Le docteur Raymond rit de bon cœur :
– Eh bien on peut dire qu’aujourd’hui, vous en êtes un exemple parfait ! Vous voyez, je suis sûr que vous allez finalement reprendre le travail plus vite que vous ne le pensiez.
– Alors ça, ça m’étonnerait.
Le docteur Raymond afficha un air perplexe.
– Cette tragédie m’a ouvert les yeux. Vous n’avez jamais songé à changer de vie ?
Son collègue le considéra avec étonnement :
– Vous voulez dire tout plaquer ? S’en aller au bout du monde ?
– Je n’irais pas jusque-là, répondit Rémi en observant la couleur mordorée que les rayons du soleil donnaient à sa bière.

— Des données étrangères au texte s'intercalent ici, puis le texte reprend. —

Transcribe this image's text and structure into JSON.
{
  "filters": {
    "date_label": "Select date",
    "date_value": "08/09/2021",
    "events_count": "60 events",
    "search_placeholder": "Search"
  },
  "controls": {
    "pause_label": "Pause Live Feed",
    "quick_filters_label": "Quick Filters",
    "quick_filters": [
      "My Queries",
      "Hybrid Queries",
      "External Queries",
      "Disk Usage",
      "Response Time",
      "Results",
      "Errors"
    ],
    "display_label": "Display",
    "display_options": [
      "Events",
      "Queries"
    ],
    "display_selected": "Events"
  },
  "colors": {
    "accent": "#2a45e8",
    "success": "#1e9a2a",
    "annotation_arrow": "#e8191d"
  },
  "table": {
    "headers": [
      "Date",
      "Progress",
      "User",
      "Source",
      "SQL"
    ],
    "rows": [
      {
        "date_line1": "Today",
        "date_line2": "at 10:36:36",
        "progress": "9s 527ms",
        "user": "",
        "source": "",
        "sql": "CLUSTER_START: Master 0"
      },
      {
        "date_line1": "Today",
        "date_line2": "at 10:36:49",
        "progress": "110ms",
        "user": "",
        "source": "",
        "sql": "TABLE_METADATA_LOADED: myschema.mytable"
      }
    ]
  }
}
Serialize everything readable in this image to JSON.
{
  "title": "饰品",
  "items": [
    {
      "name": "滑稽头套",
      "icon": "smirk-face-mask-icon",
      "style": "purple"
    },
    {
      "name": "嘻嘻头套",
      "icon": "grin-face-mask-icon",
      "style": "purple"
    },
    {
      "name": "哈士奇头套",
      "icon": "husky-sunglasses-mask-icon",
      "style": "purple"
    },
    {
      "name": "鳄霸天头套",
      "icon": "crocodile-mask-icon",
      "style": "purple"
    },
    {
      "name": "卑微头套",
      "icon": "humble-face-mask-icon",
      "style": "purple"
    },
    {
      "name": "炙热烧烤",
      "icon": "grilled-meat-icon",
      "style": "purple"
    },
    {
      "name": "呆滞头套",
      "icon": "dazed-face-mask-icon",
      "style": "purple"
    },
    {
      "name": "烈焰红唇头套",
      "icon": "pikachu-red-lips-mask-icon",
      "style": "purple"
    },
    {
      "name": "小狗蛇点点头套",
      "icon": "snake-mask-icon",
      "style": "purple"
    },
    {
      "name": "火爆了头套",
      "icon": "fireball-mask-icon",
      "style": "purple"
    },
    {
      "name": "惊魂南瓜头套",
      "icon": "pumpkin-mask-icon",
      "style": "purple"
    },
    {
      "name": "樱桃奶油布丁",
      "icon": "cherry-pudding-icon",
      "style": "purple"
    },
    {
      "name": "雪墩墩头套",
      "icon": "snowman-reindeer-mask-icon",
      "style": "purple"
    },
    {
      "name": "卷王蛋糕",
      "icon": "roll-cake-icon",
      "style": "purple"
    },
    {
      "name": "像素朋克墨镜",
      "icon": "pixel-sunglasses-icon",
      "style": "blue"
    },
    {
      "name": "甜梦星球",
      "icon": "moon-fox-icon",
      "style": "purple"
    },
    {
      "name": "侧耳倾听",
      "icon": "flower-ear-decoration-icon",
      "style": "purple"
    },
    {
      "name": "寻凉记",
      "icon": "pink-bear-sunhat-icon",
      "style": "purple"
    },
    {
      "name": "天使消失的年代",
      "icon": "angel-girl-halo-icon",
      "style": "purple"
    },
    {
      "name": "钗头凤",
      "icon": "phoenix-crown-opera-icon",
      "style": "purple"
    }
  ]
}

Non, mais je me dis que rien n’arrive jamais par hasard, et que je devrais peut-être profiter de cette crise pour partir avec Aline vers un ailleurs différent.
– Beaucoup y pensent et peu de gens ont le courage de le faire… à moins de gagner au loto, là, évidemment, c’est déjà plus facile ! Tiens ça me fait penser, vous vous souvenez de votre « programme Carpe Diem » dont vous m’aviez parlé l’autre jour : vous l’avez suivi ?
Rémi fronça les sourcils et son visage s’éclaira soudain : le loto ! Il n’avait même pas regardé le tirage au sort à la télé quelques jours plus tôt ! Et où avait-il mis le ticket déjà ?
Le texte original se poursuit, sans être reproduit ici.